December 13, 2021 | 5 min read

In the 12 years since it launched, Giffgaff has become known as the foremost customer-led mobile network in the UK. As its customer base continues to grow, chief executive Ash Schofield tells The Drum what we can expect from the brand going forward.

GiffGaff

12 years after it launched, Giffgaff is still prioritizing its customers, says chief executive Ash Schofield

When Giffgaff first launched in the UK in 2009, Ash Schofield says the telco industry was “neck and neck with banking when it came to customer satisfaction – and banks didn’t exactly have a good reputation at the time.”

Often described as a ‘customer-led’ brand, Schofield says Giffgaff’s commercial manifesto was more accurately founded on ‘mutuality’ – meaning that the mobile network strives to maintain transparency with its member base and communicate with them to meet their needs. “It better describes the meeting of minds that we look to maintain with our customers. Not only does it promote creativity, but accountability for us too. It’s a community to collaborate with, as well as one that challenges us. That’s the one thing that’s never really changed.”

He says this encompasses everything from Giffgaff’s membership scheme (which does not lock customers into contracts) to its creative advertising that features its own customers in line with its founding principles. “And we’ve got 3.7 million users and growing. We’re the most recommended we’ve ever been and more recognizable than ever before. It’s great validation that our founding principles are still working for people.”

Connected during Covid-19

Schofield says that Giffgaff’s brand purpose came particularly to the fore during the pandemic as the network’s digital-first, no-contact setup allowed people to sign up quickly at a time of precarity.

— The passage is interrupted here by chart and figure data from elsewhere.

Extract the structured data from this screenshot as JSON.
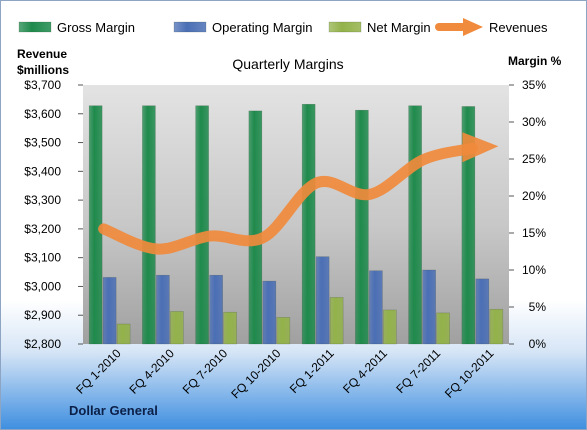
{
  "chart_data": {
    "type": "bar",
    "title": "Quarterly Margins",
    "footer": "Dollar General",
    "categories": [
      "FQ 1-2010",
      "FQ 4-2010",
      "FQ 7-2010",
      "FQ 10-2010",
      "FQ 1-2011",
      "FQ 4-2011",
      "FQ 7-2011",
      "FQ 10-2011"
    ],
    "left_axis": {
      "title_line1": "Revenue",
      "title_line2": "$millions",
      "min": 2800,
      "max": 3700,
      "step": 100,
      "ticks": [
        "$2,800",
        "$2,900",
        "$3,000",
        "$3,100",
        "$3,200",
        "$3,300",
        "$3,400",
        "$3,500",
        "$3,600",
        "$3,700"
      ]
    },
    "right_axis": {
      "title": "Margin %",
      "min": 0,
      "max": 35,
      "step": 5,
      "ticks": [
        "0%",
        "5%",
        "10%",
        "15%",
        "20%",
        "25%",
        "30%",
        "35%"
      ]
    },
    "series": [
      {
        "name": "Gross Margin",
        "kind": "bar",
        "axis": "right",
        "color": "#1f8a4c",
        "values": [
          32.2,
          32.2,
          32.2,
          31.5,
          32.4,
          31.6,
          32.2,
          32.1
        ]
      },
      {
        "name": "Operating Margin",
        "kind": "bar",
        "axis": "right",
        "color": "#4b6fb5",
        "values": [
          9.0,
          9.3,
          9.3,
          8.5,
          11.8,
          9.9,
          10.0,
          8.8
        ]
      },
      {
        "name": "Net Margin",
        "kind": "bar",
        "axis": "right",
        "color": "#93b24a",
        "values": [
          2.7,
          4.4,
          4.3,
          3.6,
          6.3,
          4.6,
          4.2,
          4.7
        ]
      },
      {
        "name": "Revenues",
        "kind": "line",
        "axis": "left",
        "color": "#f08a3c",
        "values": [
          3200,
          3130,
          3175,
          3170,
          3360,
          3320,
          3440,
          3480
        ]
      }
    ],
    "legend_position": "top",
    "grid": false
  }
}
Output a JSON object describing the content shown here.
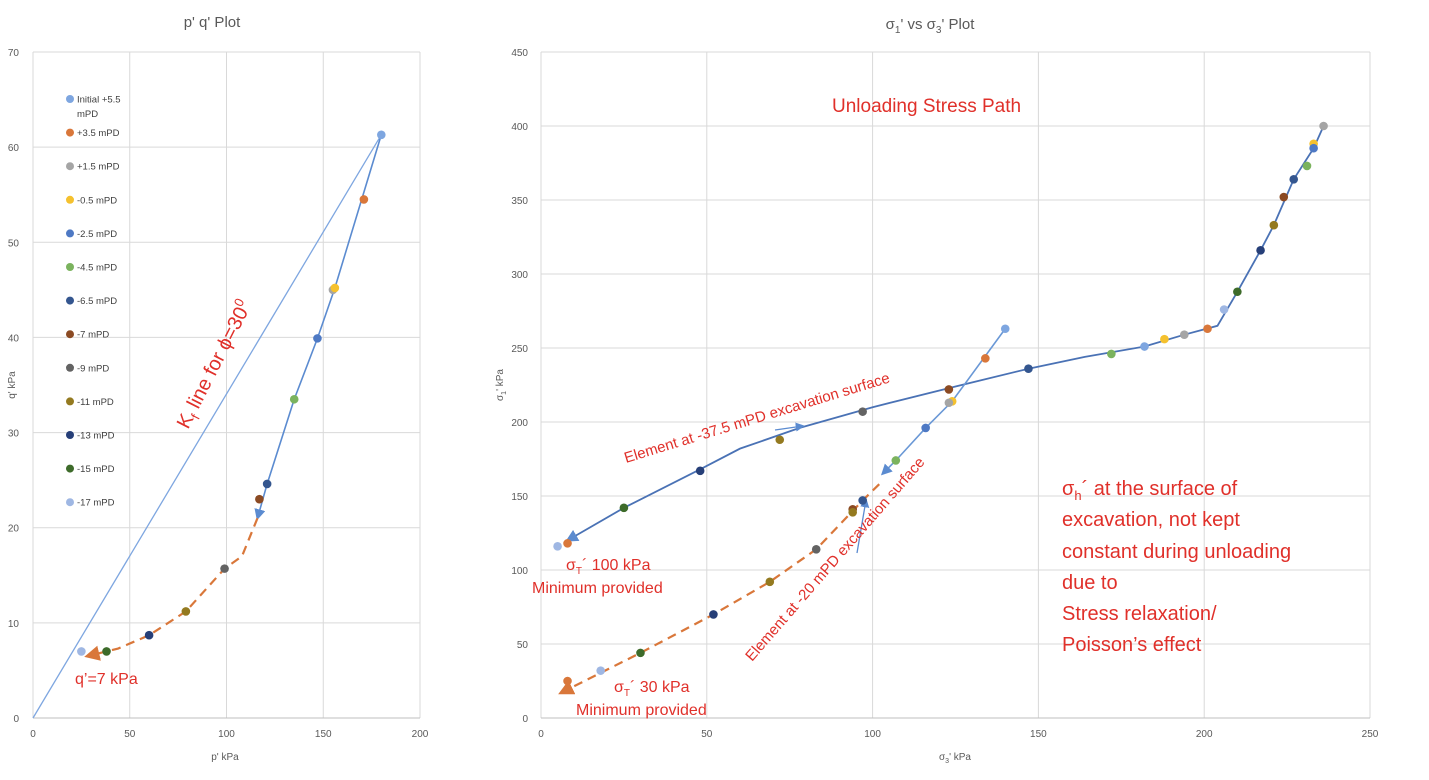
{
  "chart_data": [
    {
      "type": "scatter",
      "title": "p' q' Plot",
      "xlabel": "p' kPa",
      "ylabel": "q' kPa",
      "xlim": [
        0,
        200
      ],
      "ylim": [
        0,
        70
      ],
      "xticks": [
        0,
        50,
        100,
        150,
        200
      ],
      "yticks": [
        0,
        10,
        20,
        30,
        40,
        50,
        60,
        70
      ],
      "grid": true,
      "legend_position": "top-left",
      "series": [
        {
          "name": "Initial +5.5 mPD",
          "color": "#7ea6e0",
          "x": [
            180
          ],
          "y": [
            61.3
          ]
        },
        {
          "name": "+3.5 mPD",
          "color": "#d9773a",
          "x": [
            171
          ],
          "y": [
            54.5
          ]
        },
        {
          "name": "+1.5 mPD",
          "color": "#a5a5a5",
          "x": [
            155
          ],
          "y": [
            45
          ]
        },
        {
          "name": "-0.5 mPD",
          "color": "#f5c12e",
          "x": [
            156
          ],
          "y": [
            45.2
          ]
        },
        {
          "name": "-2.5 mPD",
          "color": "#4e79c4",
          "x": [
            147
          ],
          "y": [
            39.9
          ]
        },
        {
          "name": "-4.5 mPD",
          "color": "#7bb35e",
          "x": [
            135
          ],
          "y": [
            33.5
          ]
        },
        {
          "name": "-6.5 mPD",
          "color": "#34568f",
          "x": [
            121
          ],
          "y": [
            24.6
          ]
        },
        {
          "name": "-7 mPD",
          "color": "#8b4a23",
          "x": [
            117
          ],
          "y": [
            23
          ]
        },
        {
          "name": "-9 mPD",
          "color": "#636363",
          "x": [
            99
          ],
          "y": [
            15.7
          ]
        },
        {
          "name": "-11 mPD",
          "color": "#947a20",
          "x": [
            79
          ],
          "y": [
            11.2
          ]
        },
        {
          "name": "-13 mPD",
          "color": "#263f78",
          "x": [
            60
          ],
          "y": [
            8.7
          ]
        },
        {
          "name": "-15 mPD",
          "color": "#3d6b2a",
          "x": [
            38
          ],
          "y": [
            7
          ]
        },
        {
          "name": "-17 mPD",
          "color": "#9fb7e3",
          "x": [
            25
          ],
          "y": [
            7
          ]
        }
      ],
      "kf_line": [
        [
          0,
          0
        ],
        [
          180,
          61.3
        ]
      ],
      "stress_path": [
        [
          180,
          61.3
        ],
        [
          156,
          45.2
        ],
        [
          147,
          39.9
        ],
        [
          135,
          33.5
        ],
        [
          121,
          24.6
        ],
        [
          116,
          21
        ]
      ],
      "dashed_path": [
        [
          116,
          21
        ],
        [
          108,
          17
        ],
        [
          99,
          15.7
        ],
        [
          79,
          11.2
        ],
        [
          60,
          8.7
        ],
        [
          44,
          7.3
        ],
        [
          28,
          6.5
        ]
      ],
      "annotations": {
        "kf_prefix": "K",
        "kf_sub": "f",
        "kf_mid": " line for ϕ=30",
        "kf_sup": "0",
        "q_min": "q’=7 kPa"
      }
    },
    {
      "type": "scatter",
      "title_main": "σ",
      "title_sub": "1",
      "title_rest": "' vs σ",
      "title_sub2": "3",
      "title_end": "' Plot",
      "xlabel_main": "σ",
      "xlabel_sub": "3",
      "xlabel_rest": "' kPa",
      "ylabel_main": "σ",
      "ylabel_sub": "1",
      "ylabel_rest": "' kPa",
      "xlim": [
        0,
        250
      ],
      "ylim": [
        0,
        450
      ],
      "xticks": [
        0,
        50,
        100,
        150,
        200,
        250
      ],
      "yticks": [
        0,
        50,
        100,
        150,
        200,
        250,
        300,
        350,
        400,
        450
      ],
      "grid": true,
      "points": [
        {
          "x": 236,
          "y": 400,
          "color": "#a5a5a5"
        },
        {
          "x": 233,
          "y": 388,
          "color": "#f5c12e"
        },
        {
          "x": 233,
          "y": 385,
          "color": "#4e79c4"
        },
        {
          "x": 231,
          "y": 373,
          "color": "#7bb35e"
        },
        {
          "x": 227,
          "y": 364,
          "color": "#34568f"
        },
        {
          "x": 224,
          "y": 352,
          "color": "#8b4a23"
        },
        {
          "x": 221,
          "y": 333,
          "color": "#947a20"
        },
        {
          "x": 217,
          "y": 316,
          "color": "#263f78"
        },
        {
          "x": 210,
          "y": 288,
          "color": "#3d6b2a"
        },
        {
          "x": 206,
          "y": 276,
          "color": "#9fb7e3"
        },
        {
          "x": 201,
          "y": 263,
          "color": "#d9773a"
        },
        {
          "x": 194,
          "y": 259,
          "color": "#a5a5a5"
        },
        {
          "x": 188,
          "y": 256,
          "color": "#f5c12e"
        },
        {
          "x": 182,
          "y": 251,
          "color": "#7ea6e0"
        },
        {
          "x": 172,
          "y": 246,
          "color": "#7bb35e"
        },
        {
          "x": 147,
          "y": 236,
          "color": "#34568f"
        },
        {
          "x": 123,
          "y": 222,
          "color": "#8b4a23"
        },
        {
          "x": 97,
          "y": 207,
          "color": "#636363"
        },
        {
          "x": 72,
          "y": 188,
          "color": "#947a20"
        },
        {
          "x": 48,
          "y": 167,
          "color": "#263f78"
        },
        {
          "x": 25,
          "y": 142,
          "color": "#3d6b2a"
        },
        {
          "x": 8,
          "y": 118,
          "color": "#d9773a"
        },
        {
          "x": 5,
          "y": 116,
          "color": "#9fb7e3"
        },
        {
          "x": 140,
          "y": 263,
          "color": "#7ea6e0"
        },
        {
          "x": 134,
          "y": 243,
          "color": "#d9773a"
        },
        {
          "x": 124,
          "y": 214,
          "color": "#f5c12e"
        },
        {
          "x": 123,
          "y": 213,
          "color": "#a5a5a5"
        },
        {
          "x": 116,
          "y": 196,
          "color": "#4e79c4"
        },
        {
          "x": 107,
          "y": 174,
          "color": "#7bb35e"
        },
        {
          "x": 97,
          "y": 147,
          "color": "#34568f"
        },
        {
          "x": 94,
          "y": 141,
          "color": "#8b4a23"
        },
        {
          "x": 94,
          "y": 139,
          "color": "#947a20"
        },
        {
          "x": 83,
          "y": 114,
          "color": "#636363"
        },
        {
          "x": 69,
          "y": 92,
          "color": "#947a20"
        },
        {
          "x": 52,
          "y": 70,
          "color": "#263f78"
        },
        {
          "x": 30,
          "y": 44,
          "color": "#3d6b2a"
        },
        {
          "x": 18,
          "y": 32,
          "color": "#9fb7e3"
        },
        {
          "x": 8,
          "y": 25,
          "color": "#d9773a"
        }
      ],
      "upper_path": [
        [
          236,
          400
        ],
        [
          233,
          385
        ],
        [
          227,
          364
        ],
        [
          221,
          333
        ],
        [
          217,
          316
        ],
        [
          210,
          288
        ],
        [
          204,
          265
        ],
        [
          194,
          259
        ],
        [
          182,
          251
        ],
        [
          164,
          244
        ],
        [
          147,
          236
        ],
        [
          125,
          224
        ],
        [
          100,
          210
        ],
        [
          78,
          196
        ],
        [
          60,
          182
        ],
        [
          48,
          168
        ],
        [
          25,
          142
        ],
        [
          8,
          120
        ]
      ],
      "element20_path": [
        [
          140,
          263
        ],
        [
          124,
          214
        ],
        [
          116,
          196
        ],
        [
          107,
          174
        ],
        [
          103,
          165
        ]
      ],
      "dashed_path": [
        [
          102,
          158
        ],
        [
          97,
          147
        ],
        [
          83,
          114
        ],
        [
          69,
          92
        ],
        [
          52,
          70
        ],
        [
          30,
          44
        ],
        [
          6,
          17
        ]
      ],
      "annotations": {
        "title_in": "Unloading Stress Path",
        "elem375": "Element at -37.5 mPD excavation surface",
        "elem20": "Element at -20 mPD excavation surface",
        "sigma_T_100": "σ",
        "sigma_T_sub": "T",
        "sigma_T_100_rest": "´ 100 kPa",
        "min100": "Minimum provided",
        "sigma_T_30_rest": "´ 30 kPa",
        "min30": "Minimum provided",
        "sh_main": "σ",
        "sh_sub": "h",
        "sh_rest": "´ at the surface of",
        "sh_line2": "excavation, not kept",
        "sh_line3": "constant during unloading",
        "sh_line4": "due to",
        "sh_line5": "Stress relaxation/",
        "sh_line6": "Poisson’s effect"
      }
    }
  ]
}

“During Covid, our network took the pressure off of people and if they couldn’t afford a package on a month-to-month basis then our partnership with Neighbourly meant we could help people stay connected during what was a difficult time.”

He adds that the Neighbourly partnership also saw it encourage donations from customers who could afford it, meaning that Giffgaff could make a contribution to local communities particularly disrupted by the lockdowns. “You can’t underestimate the power of connectivity at a time like that.”

Despite 2020 being a difficult year, Giffgaff still achieved revenue growth, reaching £500m for the first time.

People, planet and profit

Schofield stresses that the emphasis Giffgaff places on its customer base means that the brand is always accountable to its users. “At the end of the day, it’s good for business too,” he says.

Earlier this year, Giffgaff became one of the first networks to cater to the deaf community in the UK by releasing an ad entirely in British Sign Language (BSL).

Schofield says that it is imperative to Giffgaff that it continues to address the unmet needs of its consumer base, or it risks losing touch. He adds this accountability not only applies to its DE&I initiatives, but to its sustainability commitments too. “It means we have to keep ourselves honest and think about the impact Giffgaff has on the planet, and grow in a way that is sustainable.”

Giffgaff offers phone refurbishment as part of its services; Schofield says this plays directly into Giffgaff’s ‘people, planet and profit’ focus.

“At the end of the day it drives this outcome, as refurbishments are not only a value-lead choice as they don’t contribute to waste, but customers can also get a really good deal, making phones and connectivity more affordable.

“We have chosen to pursue more sustainable ways of driving growth, we believe in community and in pushing ourselves to do better. We hope that anyone who feels the same will come join us.”